Syria, however, has still not allowed a team of experts into the country, because it wants the investigation limited to the single incident, while UN secretary-general Ban Ki-moon is urging 
it to accept an expanded investigation into alleged chemical weapons use.

On the streets of Damascus, the conflict dragged on yesterday as government troops pushed into two northern districts, triggering heavy fighting with rebels as they tried to advance under air and artillery support, activists said.

The UK-based Syrian Observatory for Human Rights said the fighting between rebels and soldiers backed by pro-government militiamen was concentrated in the Jobar and Barzeh areas.

The Local Co-ordination Committees, another activist group, said troops also used mortars and multiple rocket launchers to bombard the nearby district of Qaboun.

The Syrian Arab news agency (Sana) said troops killed five rebels in clashes near the main mosque in Jobar.

The regime has largely kept the rebels at bay in Damascus, although opposition fighters control several suburbs, from which they have threatened the heart of the capital.

‘Poor man’s atomic bomb’ several times more lethal than cyanide

Invented by five German scientists just before the outbreak of the Second World War, sarin was put into production during the war but was never used.

Made of four chemicals, including phosphorus trichloride, a drop of sarin is enough to kill a person by affecting signals to the nervous system.

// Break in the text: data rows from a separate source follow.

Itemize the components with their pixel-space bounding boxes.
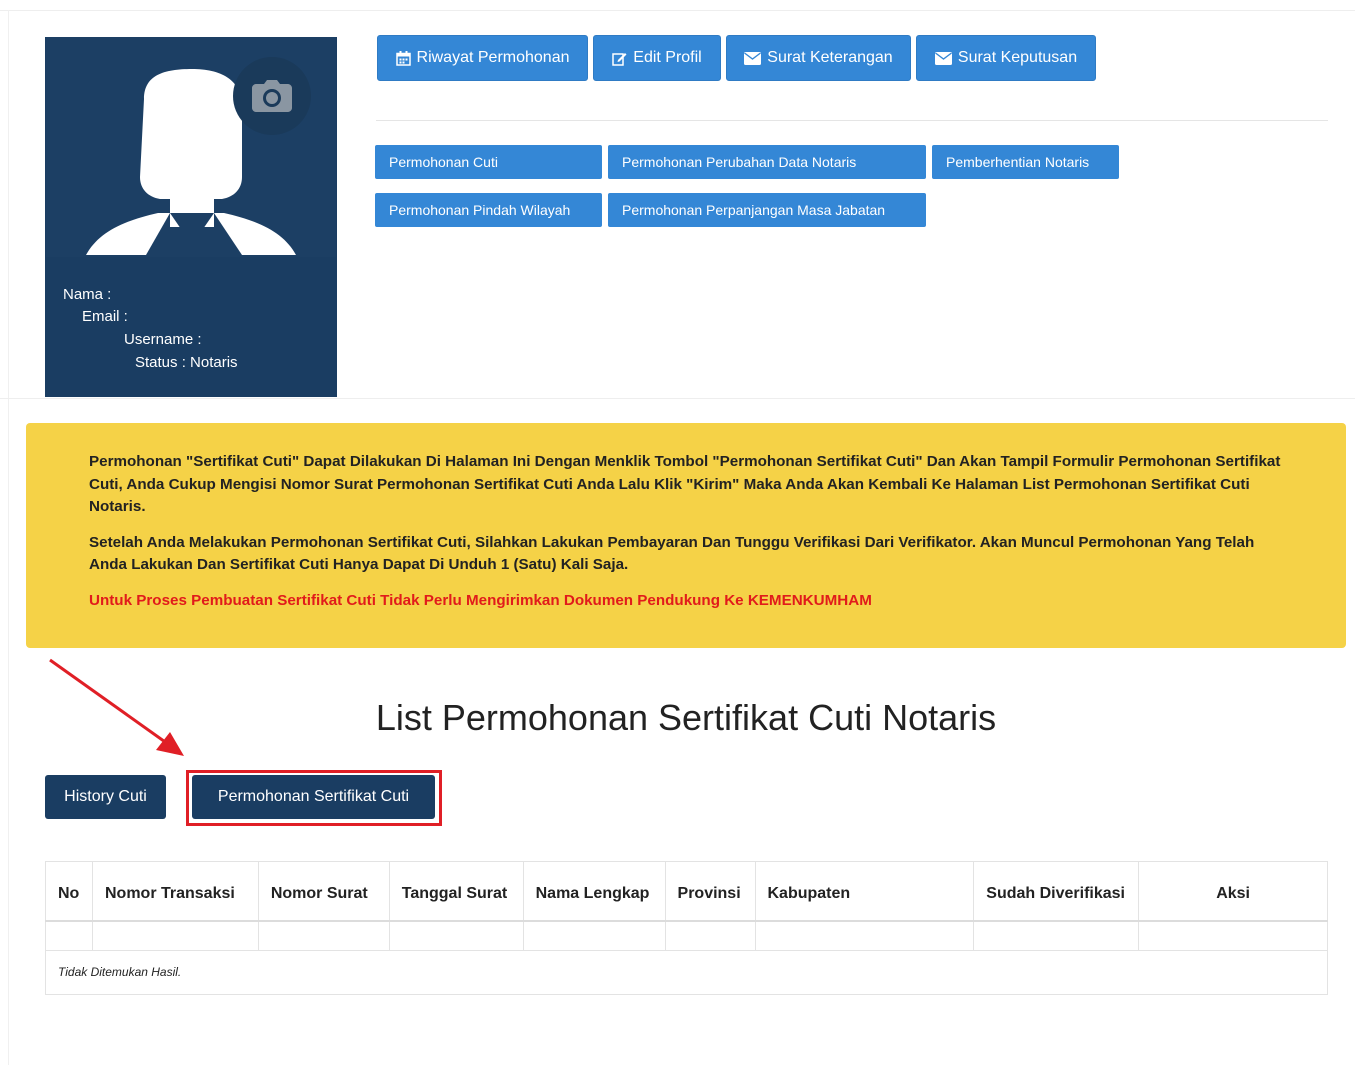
header-provinsi[interactable]: Provinsi: [664, 861, 756, 922]
filter-row: [45, 920, 1328, 951]
edit-profil-label: Edit Profil: [633, 49, 702, 66]
highlight-annotation: [186, 770, 442, 826]
header-nomor-transaksi[interactable]: Nomor Transaksi: [91, 861, 259, 922]
header-kabupaten[interactable]: Kabupaten: [754, 861, 975, 922]
empty-row: Tidak Ditemukan Hasil.: [45, 949, 1328, 995]
username-label: Username :: [124, 331, 202, 348]
riwayat-permohonan-button[interactable]: Riwayat Permohonan: [377, 35, 588, 81]
header-no[interactable]: No: [45, 861, 93, 922]
filter-cell[interactable]: [522, 920, 666, 951]
history-cuti-button[interactable]: History Cuti: [45, 775, 166, 819]
filter-cell[interactable]: [257, 920, 390, 951]
avatar: [46, 37, 336, 257]
surat-keputusan-button[interactable]: Surat Keputusan: [916, 35, 1096, 81]
header-tanggal-surat[interactable]: Tanggal Surat: [388, 861, 524, 922]
permohonan-perpanjangan-button[interactable]: Permohonan Perpanjangan Masa Jabatan: [608, 193, 926, 227]
header-sudah-diverifikasi[interactable]: Sudah Diverifikasi: [973, 861, 1140, 922]
permohonan-perubahan-data-button[interactable]: Permohonan Perubahan Data Notaris: [608, 145, 926, 179]
edit-profil-button[interactable]: Edit Profil: [593, 35, 721, 81]
empty-message: Tidak Ditemukan Hasil.: [45, 949, 1328, 995]
change-photo-button[interactable]: [233, 57, 311, 135]
filter-cell[interactable]: [973, 920, 1140, 951]
email-label: Email :: [82, 308, 128, 325]
surat-keputusan-label: Surat Keputusan: [957, 49, 1078, 66]
alert-warning: Untuk Proses Pembuatan Sertifikat Cuti T…: [89, 591, 872, 609]
filter-cell[interactable]: [91, 920, 259, 951]
filter-cell[interactable]: [664, 920, 756, 951]
info-alert: Permohonan "Sertifikat Cuti" Dapat Dilak…: [26, 423, 1346, 648]
page-title: List Permohonan Sertifikat Cuti Notaris: [375, 697, 997, 738]
riwayat-label: Riwayat Permohonan: [416, 49, 570, 66]
results-table: No Nomor Transaksi Nomor Surat Tanggal S…: [45, 861, 1328, 995]
envelope-icon: [744, 51, 762, 65]
section-divider: [0, 398, 1355, 399]
nama-label: Nama :: [63, 286, 112, 303]
surat-keterangan-button[interactable]: Surat Keterangan: [726, 35, 911, 81]
divider: [376, 120, 1328, 121]
table-header-row: No Nomor Transaksi Nomor Surat Tanggal S…: [45, 861, 1328, 922]
permohonan-cuti-button[interactable]: Permohonan Cuti: [375, 145, 602, 179]
header-nama-lengkap[interactable]: Nama Lengkap: [522, 861, 666, 922]
alert-paragraph-2: Setelah Anda Melakukan Permohonan Sertif…: [89, 533, 1255, 574]
surat-keterangan-label: Surat Keterangan: [767, 49, 893, 66]
alert-paragraph-1: Permohonan "Sertifikat Cuti" Dapat Dilak…: [89, 453, 1281, 515]
filter-cell[interactable]: [754, 920, 975, 951]
permohonan-pindah-wilayah-button[interactable]: Permohonan Pindah Wilayah: [375, 193, 602, 227]
left-border: [8, 10, 9, 1065]
camera-icon: [252, 80, 292, 112]
filter-cell[interactable]: [45, 920, 93, 951]
top-border: [0, 10, 1355, 11]
edit-icon: [612, 52, 627, 66]
calendar-icon: [395, 50, 411, 66]
filter-cell[interactable]: [388, 920, 524, 951]
profile-card: Nama : Email : Username : Status : Notar…: [45, 37, 337, 397]
pemberhentian-notaris-button[interactable]: Pemberhentian Notaris: [932, 145, 1119, 179]
filter-cell: [1138, 920, 1328, 951]
status-label: Status : Notaris: [135, 354, 238, 371]
envelope-icon: [934, 51, 952, 65]
header-aksi: Aksi: [1138, 861, 1328, 922]
header-nomor-surat[interactable]: Nomor Surat: [257, 861, 390, 922]
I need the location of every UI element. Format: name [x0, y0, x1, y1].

It has been called “the poor man’s atomic bomb”, a colourless and odourless substance several times more dangerous than cyanide.

It was traditionally used as a pesticide before its side-­effects were discovered.

It is considered so toxic that even a tiny drop can be strong enough to cause fatal injuries. In liquid form, sarin can be used to poison food or water, while it can be equally lethal as a gas.

Those exposed to even mild doses can experience symptoms ranging from vomiting to paralysis, while long-term neurological damage can also appear.

Its use as a weapon has predominantly been in recent

decades. It is believed to have been used between 1983 and 1988 in the Iran-Iraq war. It was dropped on the Kurdish town of Halabja in March 1988 by Saddam Hussein’s forces, killing hundreds of civilians.

Sarin was also used by the Aum Shinrikyo doomsday group to kill seven people and injure 300 in Matsumoto, Japan, in 1994, and by cult members to kill 12 and injure thousands on the Tokyo underground in an

attack the following year.

Sarin was banned from production and stockpiling by the United Nations Chemical Weapons Convention in 1993 and all stockpiles were to have been destroyed by 2007.